I will say, however, that as a full-time working breastfeeding first time mom, it was very hard for me to feel like pumping was not burdensome at work because our society and culture is not "family friendly." My work environment was supportive, but it felt "strange" because I was part of a minority of women.

In fact, I went to a women's health care conference and when I asked for a space to pump, I was told to go into the bathroom (which I refused) and eventually given a space, which was not very private, but I managed. Eventually, I let the conference directors know that it was unfortunate for me to be shuffled around from person to person when I asked about where to pump; at leats I could speak up about it, but imagine all the other women who go through the same stuff and aren't as empowered?

All of this NEVER made me want to stop nursing my child, but it points to the double standards in our society of how breastfeeding is encouraged even when our society FAILS to support it through its institutions and bussinesses, etc. Why is that?

I will say that I understood the frustration expressed in the Atlantic article, even if I disagreed with it. It IS a valid question to ask and worth an important dialougue.

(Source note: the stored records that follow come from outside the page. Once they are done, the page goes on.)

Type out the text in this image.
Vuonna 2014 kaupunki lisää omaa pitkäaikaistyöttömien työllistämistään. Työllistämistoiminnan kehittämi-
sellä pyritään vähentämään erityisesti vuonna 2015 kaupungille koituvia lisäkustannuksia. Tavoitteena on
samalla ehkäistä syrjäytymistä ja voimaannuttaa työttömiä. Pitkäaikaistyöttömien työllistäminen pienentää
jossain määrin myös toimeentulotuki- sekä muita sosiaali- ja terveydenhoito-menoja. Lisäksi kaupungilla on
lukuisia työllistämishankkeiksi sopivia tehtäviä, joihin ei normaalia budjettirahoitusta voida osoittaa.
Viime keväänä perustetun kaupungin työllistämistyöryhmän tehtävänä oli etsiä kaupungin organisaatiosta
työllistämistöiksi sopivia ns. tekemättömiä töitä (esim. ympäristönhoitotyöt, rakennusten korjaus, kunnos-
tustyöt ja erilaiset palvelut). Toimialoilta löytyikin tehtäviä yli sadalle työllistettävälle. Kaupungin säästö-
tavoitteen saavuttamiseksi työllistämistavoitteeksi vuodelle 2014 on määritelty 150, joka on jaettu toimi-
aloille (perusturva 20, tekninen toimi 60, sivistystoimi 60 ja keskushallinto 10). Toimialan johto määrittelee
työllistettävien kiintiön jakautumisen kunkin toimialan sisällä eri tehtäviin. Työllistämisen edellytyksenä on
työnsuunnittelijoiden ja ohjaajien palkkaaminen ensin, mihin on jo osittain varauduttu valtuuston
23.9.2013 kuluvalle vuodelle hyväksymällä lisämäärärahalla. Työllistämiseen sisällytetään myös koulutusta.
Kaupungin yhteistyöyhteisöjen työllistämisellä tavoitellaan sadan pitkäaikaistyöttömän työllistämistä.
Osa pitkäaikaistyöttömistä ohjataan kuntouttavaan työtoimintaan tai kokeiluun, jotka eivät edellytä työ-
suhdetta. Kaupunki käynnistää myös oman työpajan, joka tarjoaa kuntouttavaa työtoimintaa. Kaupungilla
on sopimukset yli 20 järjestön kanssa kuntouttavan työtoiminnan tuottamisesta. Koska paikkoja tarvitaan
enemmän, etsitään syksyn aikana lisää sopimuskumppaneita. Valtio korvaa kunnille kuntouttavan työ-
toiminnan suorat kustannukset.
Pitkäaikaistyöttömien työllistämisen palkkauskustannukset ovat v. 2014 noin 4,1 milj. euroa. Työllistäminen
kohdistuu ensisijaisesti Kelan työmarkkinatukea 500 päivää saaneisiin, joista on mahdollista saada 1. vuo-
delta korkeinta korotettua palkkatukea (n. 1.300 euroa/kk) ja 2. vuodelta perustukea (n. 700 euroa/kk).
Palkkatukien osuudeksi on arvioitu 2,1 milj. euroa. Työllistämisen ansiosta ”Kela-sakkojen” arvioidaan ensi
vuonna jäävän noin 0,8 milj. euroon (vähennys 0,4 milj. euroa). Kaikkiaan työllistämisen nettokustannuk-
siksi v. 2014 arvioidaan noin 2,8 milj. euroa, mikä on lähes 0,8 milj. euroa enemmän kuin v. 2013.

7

It goes beyond pragmatism into thinking about what we value as a society and culture. What do we do that promotes and un-family-friendly environment--maybe we're perpetuating living up to certain individualistic standards that hurt us all as families in the end.

Any thoughts?

NursingBirth said...

~Melissa
www.nursingbirth.com

First off I have read your book "Birth" and loved it. I just stumbled upon your blog today and thought, "Where do I know that name from?...Oh Yeah!!" I am an L&D nurse in a large urban hospital in the Northeast and am faced with the current crisis of maternity care in America on a daily basis. When I read Rosin's article I started to cry. I was so upset at how it could potentially harm the breastfeeding community, nevermind her poor, incomplete research and ridiculous, not revolutionary, conclusions. I had to blog about it myself! So as for your comment:

"Wouldn't it be more productive to fight the system over the fact that women are paid less than men for the same work? Or directing that energy toward fighting for paid maternity leave -- or even an unpaid leave of any substantial amount of time -- for all women of America?"

All I can say is AMEN! Well put! Thanks for your amazing book :)

~Melissa
www.nursingbirth.com

Adirondack Autumn said...

Oh my freaking GOD!!!

The benefits of breastfeeding are in NO way slim for either mother or baby!!!!!!

Just a few days ago there was research outlining cardiovascular benefits for mom along with the benefits for babies...Then there are the well documented anti cancer benefits for moms (Ovarian and breast) and the fact that breastfed babies are statistically healthier than their bottle fed counterparts.

I could go on and on...and on!!

Ellery said...

I read this article too, and my first thought was that, of course her child will do fine if she feels she needs to feed formula this time around.

So, why can't she just stop worrying about what the other moms at the playground think and make her own, personal, decision, instead of writing this article equating breastfeeding with another form of "keeping women down?" This ignores the vast advantages we women have in bonding with our children in such a physical way. As the current economy shows, what's more important - money, or family? I've certainly "given up" alot with caring for my son, but I wouldn't give up anything that I've gained by doing so.

Breastfeeding is one of the most beautiful things I've ever done in life, and I wouldn't take back a day of my son's 18 months of nursing. I still miss those moments with him.